几个狱卒不敢违抗他的命令,转身走了。
陈元知道,老庞这次来就是为了打击自己的,他现在必须做好心理准备,不要被庞吉击垮了心理防线。
狱卒走了之后,庞吉脸上的笑容马上变了:“陈世美,你真行啊,人在大牢里面蹲着,居然能算到我在外面要做什么,老夫实在是佩服的很,不愧是吕相国的高足。”
陈元深深一鞠躬:“太师过奖了,还要感谢太师当年的栽培。”
吕夷简说道:“有个消息我告诉你,吕相国死了,你知道了么?”
陈元一副很惊讶的样子,接着猛的冲过来扒着牢门,神情好像失去控制一样:“什么!你说什么?你胡说!”

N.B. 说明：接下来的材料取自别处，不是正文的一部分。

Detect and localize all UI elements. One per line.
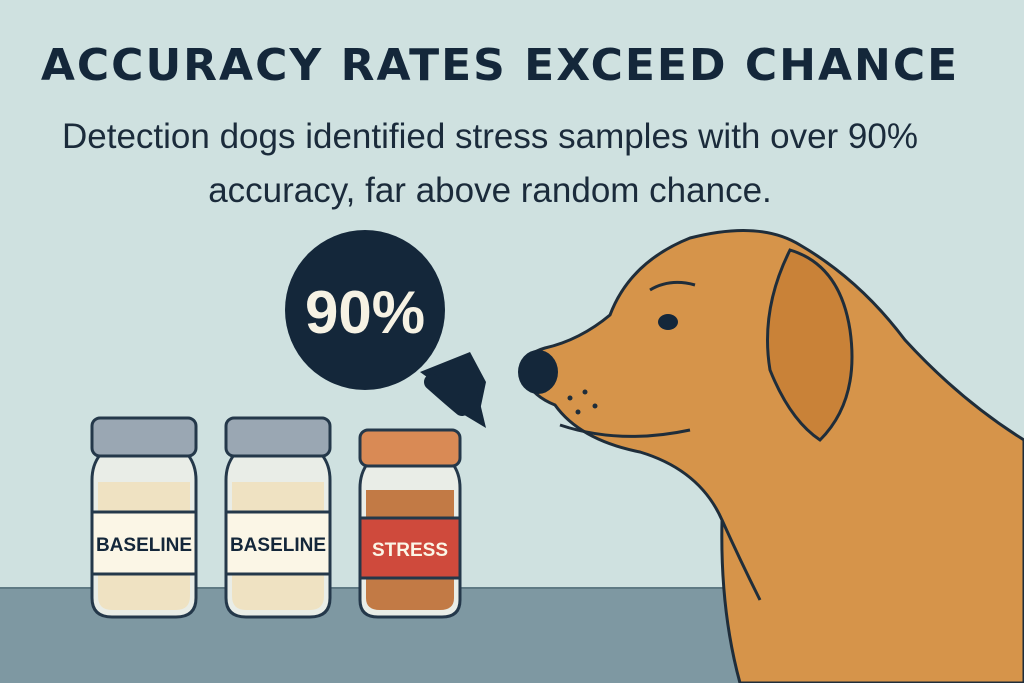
dog-eye (658, 314, 678, 330)
jar-label-text: BASELINE (96, 535, 192, 556)
jar-baseline-2: BASELINE (224, 416, 332, 619)
page-subtitle: Detection dogs identified stress samples… (62, 117, 918, 210)
page-title: ACCURACY RATES EXCEED CHANCE (40, 40, 960, 91)
jar-lid (90, 416, 198, 458)
jar-lid (358, 428, 462, 468)
dog-ear (766, 248, 854, 442)
callout-value: 90% (305, 279, 425, 346)
callout-bubble: 90% (285, 230, 486, 428)
dog (518, 229, 1024, 683)
jar-label-text: STRESS (372, 540, 448, 561)
dog-nose (518, 350, 558, 394)
jar-baseline-1: BASELINE (90, 416, 198, 619)
jar-label (358, 516, 462, 580)
jar-label-text: BASELINE (230, 535, 326, 556)
jar-label (224, 510, 332, 576)
jar-label (90, 510, 198, 576)
jar-lid (224, 416, 332, 458)
jar-stress: STRESS (358, 428, 462, 619)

他不能让庞吉知道自己和外面能通消息,因为庞吉现在很容易就能把季新找出来,然后最好的结果是他杀了季新,自己失去消息来源。最坏的结果是他收买季新,用自己的名义对陈世忠他们下发假命令,那就彻底完蛋了。这两点他都能做到。
陈元这副摸样显然是骗过了庞吉,庞吉很是得意:“哈哈哈,老夫没有必要骗你,世美啊,现在老夫有一点不明白,耶律缕伶不对皇上说和辽国合作的人是我,你为什么也不说呢?”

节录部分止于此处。